Exercises for Chapter 10

In these exercises, we use again the database dbtuning and the survey table we have created in the chapter, but without the indexes for the city and year variables. You can regenerate this table with

library(RPostgres)

db <- dbConnect(Postgres(),
  dbname = "dbtuning",
  user = "postgres",
  password = "pgpasswd"
)
dbExecute(db, "DROP TABLE IF EXISTS survey")
dbExecute(db, "CREATE TABLE survey AS
          (SELECT * FROM
            generate_series(1,100) AS person,
            generate_series(1,1000) AS city,
            generate_series(1970, 2020) AS year,
            random() AS result)")

We also create a cities table with additional (random) data about the 1000 cities in the survey:

dbExecute(db, "DROP TABLE IF EXISTS cities")
dbExecute(db, "CREATE TABLE cities AS
          (SELECT * FROM
            generate_series(1,1000) AS id,
            random() AS city_var)")

Exercise 1: Automatically Creating Identifiers

As we have seen, it is highly recommended to have unique identifiers for the records in a table. These identifiers are often integer numbers. In this exercise, we will show how PostgreSQL helps you create and maintain these identifiers. This is done by adding a field of type serial to a table. A serial is an integer field, which is automatically populated by the database with unique values. Let’s see how this works. Add a new column id to the survey table that is of type serial. Next, check the values of the column by computing is minimum and maximum. Now, add a new record to the table (you can choose arbitrary values). When you do so, simply omit the value for the new id field! Finally, retrieve the newly inserted record and check what id value it has.

Exercise 2: Indexed and Non-indexed Joins between Tables

In this exercise, we explore how indexes affect joins between tables. As described above, we have a cities table that contains additional data about the cities that our survey respondents live in. We would like to join the survey data with the city-level data based on the city field in the survey table, which corresponds to the id field in the cities table. For each of the following joins, write a simple SELECT statement that counts the number of rows in the result (SELECT count(*) FROM ... JOIN ...) and measure the execution time.

Join the survey table with cities
Create a primary key on the id field in cities, and execute the join again. What do you observe?
Configure the database such that city in the survey table is now a foreign key that points to id in cities, and execute the join.

How does the execution time change during steps 1-3? Do you have an explanation for this?

Exercise 3: Indexing Text Fields

In this exercise, we explore if PostgreSQL’s default indexes also help up speed up searching text fields. For this, add a new column respondent_name of type VARCHAR column to the survey table. We fill this column with random strings. One way to do this is to use an UPDATE statement and assign the random strings as follows: respondent_name = md5(random()::text). Then, for each of the following operations, write a simple SELECT statement that counts the number of rows in the result (SELECT count(*) FROM ... WHERE ...) and measure the execution time:

Respondent names that contain the string abc
Respondent names that match the string abc exactly

For this, recall that the LIKE operator may be useful.

Next, create an index on respondent_name, repeat the two operations, and measure again the execution time.

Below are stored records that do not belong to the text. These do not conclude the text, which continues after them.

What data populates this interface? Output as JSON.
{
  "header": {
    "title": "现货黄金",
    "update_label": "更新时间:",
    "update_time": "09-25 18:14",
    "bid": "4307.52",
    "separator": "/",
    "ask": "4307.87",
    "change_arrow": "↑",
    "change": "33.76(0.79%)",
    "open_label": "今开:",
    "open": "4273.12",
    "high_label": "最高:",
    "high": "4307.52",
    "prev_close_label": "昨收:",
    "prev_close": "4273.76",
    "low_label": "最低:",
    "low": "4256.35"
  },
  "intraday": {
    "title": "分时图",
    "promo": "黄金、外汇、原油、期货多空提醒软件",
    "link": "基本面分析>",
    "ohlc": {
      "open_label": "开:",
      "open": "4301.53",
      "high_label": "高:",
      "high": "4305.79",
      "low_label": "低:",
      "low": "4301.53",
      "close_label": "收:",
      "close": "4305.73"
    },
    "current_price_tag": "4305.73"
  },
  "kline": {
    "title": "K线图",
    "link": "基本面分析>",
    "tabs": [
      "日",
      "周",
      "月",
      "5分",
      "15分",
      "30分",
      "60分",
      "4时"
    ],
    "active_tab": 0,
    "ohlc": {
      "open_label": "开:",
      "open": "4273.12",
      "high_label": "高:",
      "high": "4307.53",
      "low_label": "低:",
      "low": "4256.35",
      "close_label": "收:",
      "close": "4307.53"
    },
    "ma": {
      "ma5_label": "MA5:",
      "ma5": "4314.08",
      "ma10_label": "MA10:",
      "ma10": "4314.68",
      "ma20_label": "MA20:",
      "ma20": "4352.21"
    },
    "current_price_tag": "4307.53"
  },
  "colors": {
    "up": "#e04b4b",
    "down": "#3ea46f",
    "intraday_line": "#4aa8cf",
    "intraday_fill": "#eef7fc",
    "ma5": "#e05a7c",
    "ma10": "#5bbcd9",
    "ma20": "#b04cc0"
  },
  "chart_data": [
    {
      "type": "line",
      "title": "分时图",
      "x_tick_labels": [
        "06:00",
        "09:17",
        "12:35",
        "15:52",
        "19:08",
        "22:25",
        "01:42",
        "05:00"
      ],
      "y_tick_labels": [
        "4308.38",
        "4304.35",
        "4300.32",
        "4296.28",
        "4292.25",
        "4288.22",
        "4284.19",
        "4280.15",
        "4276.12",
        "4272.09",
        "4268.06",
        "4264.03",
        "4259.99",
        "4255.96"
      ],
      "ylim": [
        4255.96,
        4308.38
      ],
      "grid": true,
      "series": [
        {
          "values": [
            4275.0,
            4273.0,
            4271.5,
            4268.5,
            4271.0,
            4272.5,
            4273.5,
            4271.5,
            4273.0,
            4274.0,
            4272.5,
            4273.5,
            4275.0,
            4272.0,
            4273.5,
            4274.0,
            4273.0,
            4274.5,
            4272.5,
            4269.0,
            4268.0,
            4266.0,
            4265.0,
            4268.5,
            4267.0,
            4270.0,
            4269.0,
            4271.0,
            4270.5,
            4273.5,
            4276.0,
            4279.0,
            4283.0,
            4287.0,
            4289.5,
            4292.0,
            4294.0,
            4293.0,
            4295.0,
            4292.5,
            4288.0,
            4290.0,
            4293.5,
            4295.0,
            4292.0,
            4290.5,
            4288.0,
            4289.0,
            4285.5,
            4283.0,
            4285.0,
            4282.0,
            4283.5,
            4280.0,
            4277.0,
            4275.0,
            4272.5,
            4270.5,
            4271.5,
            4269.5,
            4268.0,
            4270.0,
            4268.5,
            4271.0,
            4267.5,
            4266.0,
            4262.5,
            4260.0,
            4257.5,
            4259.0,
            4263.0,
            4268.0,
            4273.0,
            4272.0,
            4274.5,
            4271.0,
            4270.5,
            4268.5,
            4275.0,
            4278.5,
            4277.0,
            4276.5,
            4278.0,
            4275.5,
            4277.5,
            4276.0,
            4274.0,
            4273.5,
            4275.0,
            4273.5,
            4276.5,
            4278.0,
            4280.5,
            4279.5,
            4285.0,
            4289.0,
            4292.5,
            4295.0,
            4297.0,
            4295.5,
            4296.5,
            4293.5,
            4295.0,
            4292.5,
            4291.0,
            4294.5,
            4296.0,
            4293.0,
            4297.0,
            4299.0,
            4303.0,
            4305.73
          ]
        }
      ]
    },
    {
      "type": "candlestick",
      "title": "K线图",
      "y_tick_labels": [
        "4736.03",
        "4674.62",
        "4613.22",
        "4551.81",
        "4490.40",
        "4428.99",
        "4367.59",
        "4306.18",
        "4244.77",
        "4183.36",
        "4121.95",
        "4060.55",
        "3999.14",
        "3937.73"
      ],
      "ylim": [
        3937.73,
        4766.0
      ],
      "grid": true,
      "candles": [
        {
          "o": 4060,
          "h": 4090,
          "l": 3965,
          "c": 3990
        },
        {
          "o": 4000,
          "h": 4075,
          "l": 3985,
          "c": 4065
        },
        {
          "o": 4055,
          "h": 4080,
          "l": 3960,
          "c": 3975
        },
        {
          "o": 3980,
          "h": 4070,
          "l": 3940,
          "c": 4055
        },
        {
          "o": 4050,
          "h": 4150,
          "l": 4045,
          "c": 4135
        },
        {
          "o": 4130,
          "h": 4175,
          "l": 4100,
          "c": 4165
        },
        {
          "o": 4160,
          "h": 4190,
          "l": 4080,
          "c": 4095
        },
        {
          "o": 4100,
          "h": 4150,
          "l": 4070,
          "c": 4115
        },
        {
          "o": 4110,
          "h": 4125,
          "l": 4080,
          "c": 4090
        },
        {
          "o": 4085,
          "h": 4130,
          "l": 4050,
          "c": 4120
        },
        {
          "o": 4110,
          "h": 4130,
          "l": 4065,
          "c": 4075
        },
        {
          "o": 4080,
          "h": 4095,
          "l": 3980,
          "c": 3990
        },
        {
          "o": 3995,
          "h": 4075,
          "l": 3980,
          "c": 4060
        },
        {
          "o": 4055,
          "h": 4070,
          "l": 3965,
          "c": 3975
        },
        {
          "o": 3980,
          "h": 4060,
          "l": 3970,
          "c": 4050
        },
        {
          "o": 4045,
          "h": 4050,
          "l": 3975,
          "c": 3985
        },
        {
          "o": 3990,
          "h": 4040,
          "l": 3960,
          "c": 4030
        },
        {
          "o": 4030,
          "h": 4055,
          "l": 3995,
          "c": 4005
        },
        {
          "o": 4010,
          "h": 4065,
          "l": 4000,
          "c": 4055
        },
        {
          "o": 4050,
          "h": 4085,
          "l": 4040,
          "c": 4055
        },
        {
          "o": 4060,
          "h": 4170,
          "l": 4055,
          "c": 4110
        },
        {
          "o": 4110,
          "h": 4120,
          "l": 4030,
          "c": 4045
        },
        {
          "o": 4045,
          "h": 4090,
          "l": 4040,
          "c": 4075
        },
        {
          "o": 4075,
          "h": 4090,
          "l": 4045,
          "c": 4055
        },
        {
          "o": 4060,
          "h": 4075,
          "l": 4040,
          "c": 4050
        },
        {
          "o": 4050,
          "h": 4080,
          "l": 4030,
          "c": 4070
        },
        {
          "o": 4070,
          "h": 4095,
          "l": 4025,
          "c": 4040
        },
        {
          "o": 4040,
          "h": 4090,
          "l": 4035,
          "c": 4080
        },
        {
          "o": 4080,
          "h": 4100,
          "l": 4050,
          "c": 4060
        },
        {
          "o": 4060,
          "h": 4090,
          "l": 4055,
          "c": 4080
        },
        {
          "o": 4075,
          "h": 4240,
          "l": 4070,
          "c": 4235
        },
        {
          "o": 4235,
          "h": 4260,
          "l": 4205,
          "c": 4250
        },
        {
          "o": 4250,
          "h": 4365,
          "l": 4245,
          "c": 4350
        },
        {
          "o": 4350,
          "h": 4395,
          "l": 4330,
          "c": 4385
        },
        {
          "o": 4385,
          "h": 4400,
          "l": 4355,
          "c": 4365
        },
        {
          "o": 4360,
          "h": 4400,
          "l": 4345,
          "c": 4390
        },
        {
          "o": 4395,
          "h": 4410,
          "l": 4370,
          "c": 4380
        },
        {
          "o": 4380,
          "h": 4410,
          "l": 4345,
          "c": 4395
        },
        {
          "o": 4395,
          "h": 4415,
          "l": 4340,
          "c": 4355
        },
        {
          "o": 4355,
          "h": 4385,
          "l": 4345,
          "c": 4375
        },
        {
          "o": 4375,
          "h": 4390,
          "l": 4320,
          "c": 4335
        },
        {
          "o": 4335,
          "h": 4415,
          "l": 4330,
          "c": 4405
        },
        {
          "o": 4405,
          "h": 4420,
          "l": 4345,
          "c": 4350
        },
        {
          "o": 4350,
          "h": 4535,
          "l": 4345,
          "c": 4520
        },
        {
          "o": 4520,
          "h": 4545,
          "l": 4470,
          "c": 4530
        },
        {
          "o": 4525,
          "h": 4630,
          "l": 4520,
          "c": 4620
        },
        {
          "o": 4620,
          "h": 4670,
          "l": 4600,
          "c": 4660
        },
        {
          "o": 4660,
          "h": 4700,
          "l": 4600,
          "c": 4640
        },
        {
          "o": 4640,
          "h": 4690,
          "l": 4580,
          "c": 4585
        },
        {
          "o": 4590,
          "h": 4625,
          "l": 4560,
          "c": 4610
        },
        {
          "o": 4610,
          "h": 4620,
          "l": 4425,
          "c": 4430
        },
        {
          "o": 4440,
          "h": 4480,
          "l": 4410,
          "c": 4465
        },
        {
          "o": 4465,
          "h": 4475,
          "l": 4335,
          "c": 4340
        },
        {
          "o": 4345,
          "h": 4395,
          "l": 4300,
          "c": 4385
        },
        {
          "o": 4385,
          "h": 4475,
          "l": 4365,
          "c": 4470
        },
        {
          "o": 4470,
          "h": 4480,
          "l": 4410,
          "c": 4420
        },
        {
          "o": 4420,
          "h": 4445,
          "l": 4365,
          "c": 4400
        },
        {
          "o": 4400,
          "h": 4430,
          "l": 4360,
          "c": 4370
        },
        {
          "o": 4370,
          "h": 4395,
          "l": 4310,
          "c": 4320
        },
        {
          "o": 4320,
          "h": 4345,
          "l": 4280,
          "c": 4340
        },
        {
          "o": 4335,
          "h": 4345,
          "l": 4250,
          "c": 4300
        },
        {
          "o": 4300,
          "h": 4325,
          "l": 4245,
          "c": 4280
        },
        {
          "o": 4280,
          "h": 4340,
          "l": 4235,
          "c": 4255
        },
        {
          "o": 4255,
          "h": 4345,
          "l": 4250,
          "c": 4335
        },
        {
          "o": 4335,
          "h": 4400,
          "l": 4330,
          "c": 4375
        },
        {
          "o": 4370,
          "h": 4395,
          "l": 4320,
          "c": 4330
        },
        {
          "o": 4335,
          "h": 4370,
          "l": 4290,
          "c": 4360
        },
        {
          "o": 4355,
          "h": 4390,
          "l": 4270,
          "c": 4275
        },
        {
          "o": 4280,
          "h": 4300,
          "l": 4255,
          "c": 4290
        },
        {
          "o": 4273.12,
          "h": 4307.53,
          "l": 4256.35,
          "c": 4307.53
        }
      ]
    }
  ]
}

What do you observe? Where is the index most helpful?

Exercise 4: Database Privileges at the Column Level

In this exercise, we will deal again with database privileges that we have covered in the chapter. Recall that we have set up an additional user other, and we gave this user the privilege to SELECT and to UPDATE the surveys table. At the end of the chapter, we revoked all these privileges, so the user can no longer access the table in any way:

dbExecute(db, "REVOKE ALL PRIVILEGES ON survey FROM other")

Let us now assume that user other serves as a research assistant in a project, and you would like this person to update the survey data. However, you would like to limit the changes this user can perform to a single column, such that the existing table remains unchanged. Can you use the PostgreSQL online documentation to find out how to do this? Hint: Since UPDATE requires the user to also reference the column names, you need to also grant SELECT privileges. As in the chapter, make sure to open again a second connection db1, which connects as user other.